Describe the following steps in particle filtering: Sample, Predict and Measure

1. Sample set contains possible alternate values for parameters. When tracking through backroud clutter or occlusion a joint angle may have N possible alternate values with respective weights.
2. Predict the sample set from the process density, oredict joint angles from the next frame considering the kinematic model, body model and error minimisation.
3. Measure and weight the new position in terms of the observation density. Estimate, normalize and smooth the weights.

What is a dyneme?

The smallest contrastive unit of movement. Human movement can be constructed from an alphabet of 35 dynemes

What is transfer learning?

Basically learning when building on existing knowledge. Can throw away the final classification layer or re-assemble the pre-trained parts to be part of a larger model. We can also only train new parts or use low global learning rates.

What is the Iterative Closest point algorithm

• Used to align two point clouds.
• For each point on the source surface find the closest point on the destination surface
• Measure the error between clouds using least means squared and calculate the optimal transformation to reduce it.

How can RANSAC (Random Sampling and Consensus) be used with point clouds?

Allows us to fit models to the data (cylinders, planes…), picks the minimum number of points to define the model, then tests the model against the remaining points to verify it.
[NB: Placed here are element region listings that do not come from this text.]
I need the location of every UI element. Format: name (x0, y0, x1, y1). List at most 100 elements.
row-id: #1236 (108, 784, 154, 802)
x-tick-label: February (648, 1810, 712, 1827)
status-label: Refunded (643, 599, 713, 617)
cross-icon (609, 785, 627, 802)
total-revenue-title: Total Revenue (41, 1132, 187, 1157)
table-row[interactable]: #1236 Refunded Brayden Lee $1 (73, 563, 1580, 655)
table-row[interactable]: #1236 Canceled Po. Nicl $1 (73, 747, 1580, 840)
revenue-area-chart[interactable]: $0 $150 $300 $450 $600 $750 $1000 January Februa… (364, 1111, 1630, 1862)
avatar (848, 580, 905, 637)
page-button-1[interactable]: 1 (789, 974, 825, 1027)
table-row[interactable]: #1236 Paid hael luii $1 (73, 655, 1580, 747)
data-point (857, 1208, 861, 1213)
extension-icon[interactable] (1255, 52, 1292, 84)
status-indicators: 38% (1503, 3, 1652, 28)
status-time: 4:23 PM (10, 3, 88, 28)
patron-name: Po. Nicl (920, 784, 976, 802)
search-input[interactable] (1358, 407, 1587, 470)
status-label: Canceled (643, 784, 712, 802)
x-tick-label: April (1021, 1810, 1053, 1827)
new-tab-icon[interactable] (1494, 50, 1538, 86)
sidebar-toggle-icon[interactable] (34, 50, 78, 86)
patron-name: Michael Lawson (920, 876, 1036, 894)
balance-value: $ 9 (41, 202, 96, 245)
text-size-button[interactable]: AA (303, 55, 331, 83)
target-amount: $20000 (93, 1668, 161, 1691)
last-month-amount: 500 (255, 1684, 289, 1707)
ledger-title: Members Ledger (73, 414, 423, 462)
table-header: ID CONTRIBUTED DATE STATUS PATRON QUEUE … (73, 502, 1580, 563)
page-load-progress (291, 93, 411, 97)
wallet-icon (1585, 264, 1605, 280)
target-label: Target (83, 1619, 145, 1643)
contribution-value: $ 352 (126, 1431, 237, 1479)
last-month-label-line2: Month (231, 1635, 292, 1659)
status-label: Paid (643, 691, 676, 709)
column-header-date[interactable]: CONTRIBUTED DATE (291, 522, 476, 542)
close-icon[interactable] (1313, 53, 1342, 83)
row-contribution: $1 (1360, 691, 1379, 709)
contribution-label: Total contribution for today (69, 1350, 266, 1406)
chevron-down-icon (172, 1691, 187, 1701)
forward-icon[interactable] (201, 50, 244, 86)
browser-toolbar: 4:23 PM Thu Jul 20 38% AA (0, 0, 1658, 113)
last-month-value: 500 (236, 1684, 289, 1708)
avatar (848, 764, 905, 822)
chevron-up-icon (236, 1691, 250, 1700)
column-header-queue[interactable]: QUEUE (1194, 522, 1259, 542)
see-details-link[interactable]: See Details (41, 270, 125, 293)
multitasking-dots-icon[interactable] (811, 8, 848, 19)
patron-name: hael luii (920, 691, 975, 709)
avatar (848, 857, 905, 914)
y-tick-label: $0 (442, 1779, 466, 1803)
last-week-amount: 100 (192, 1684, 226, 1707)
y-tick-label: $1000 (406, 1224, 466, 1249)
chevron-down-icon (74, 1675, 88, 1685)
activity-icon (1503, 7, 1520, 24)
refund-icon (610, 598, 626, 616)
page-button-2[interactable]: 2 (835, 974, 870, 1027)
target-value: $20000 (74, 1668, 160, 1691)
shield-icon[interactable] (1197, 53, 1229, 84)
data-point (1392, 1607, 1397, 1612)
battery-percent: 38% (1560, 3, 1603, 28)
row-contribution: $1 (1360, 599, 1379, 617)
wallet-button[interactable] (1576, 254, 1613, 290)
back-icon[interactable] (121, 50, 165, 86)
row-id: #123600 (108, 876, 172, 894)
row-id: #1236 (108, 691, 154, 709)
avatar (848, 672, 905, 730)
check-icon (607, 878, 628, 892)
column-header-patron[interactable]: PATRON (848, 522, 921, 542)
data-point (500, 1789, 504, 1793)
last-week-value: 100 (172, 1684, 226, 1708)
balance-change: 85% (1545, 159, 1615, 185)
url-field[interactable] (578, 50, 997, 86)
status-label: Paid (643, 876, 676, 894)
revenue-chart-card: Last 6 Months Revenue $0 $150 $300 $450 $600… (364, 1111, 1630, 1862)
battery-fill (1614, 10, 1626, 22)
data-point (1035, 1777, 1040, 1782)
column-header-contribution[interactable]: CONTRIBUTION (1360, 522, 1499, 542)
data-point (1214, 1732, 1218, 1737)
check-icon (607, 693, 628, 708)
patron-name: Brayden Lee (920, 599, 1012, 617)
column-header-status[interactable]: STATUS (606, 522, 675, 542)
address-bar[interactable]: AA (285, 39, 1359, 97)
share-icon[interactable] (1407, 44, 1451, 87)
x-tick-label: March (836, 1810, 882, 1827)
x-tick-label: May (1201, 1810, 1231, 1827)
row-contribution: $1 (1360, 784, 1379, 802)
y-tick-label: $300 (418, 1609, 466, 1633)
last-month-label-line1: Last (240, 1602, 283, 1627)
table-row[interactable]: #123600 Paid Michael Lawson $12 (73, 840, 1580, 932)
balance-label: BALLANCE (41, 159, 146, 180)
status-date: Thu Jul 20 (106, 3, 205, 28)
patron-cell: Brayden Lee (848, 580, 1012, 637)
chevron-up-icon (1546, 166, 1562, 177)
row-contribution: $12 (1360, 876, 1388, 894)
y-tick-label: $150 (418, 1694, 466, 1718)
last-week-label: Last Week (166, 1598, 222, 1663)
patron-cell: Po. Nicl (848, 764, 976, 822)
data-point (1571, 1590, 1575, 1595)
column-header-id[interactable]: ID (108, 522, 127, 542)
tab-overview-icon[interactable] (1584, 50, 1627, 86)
Left with the model parameters, inliers and outliers.

What are some common incorrect matches that occur during feature matching?

1. Self-similar environments: objects look the same but are different.
2. Corner features on occlusion boundaires which do not correspond to actual 3D points.
   3.

Why are homogenous coordinates used in feature tracking?

1 extra dimension is added, this means both rotation and translation can be represented using matrix multiplication and projection by normalization.

How does RANSAC work?

1. randomly choose the minimum number of datapoints needed to generate a model
2. Hypothesise: compute a model from the hypothesis set, if this model only contains inliers then the model will be correct.
3. Test: count how many datapoints would be inliers if the model was correct.
   Repeat until amodel compatible with a large number of data points is found, these datapoints are inliers.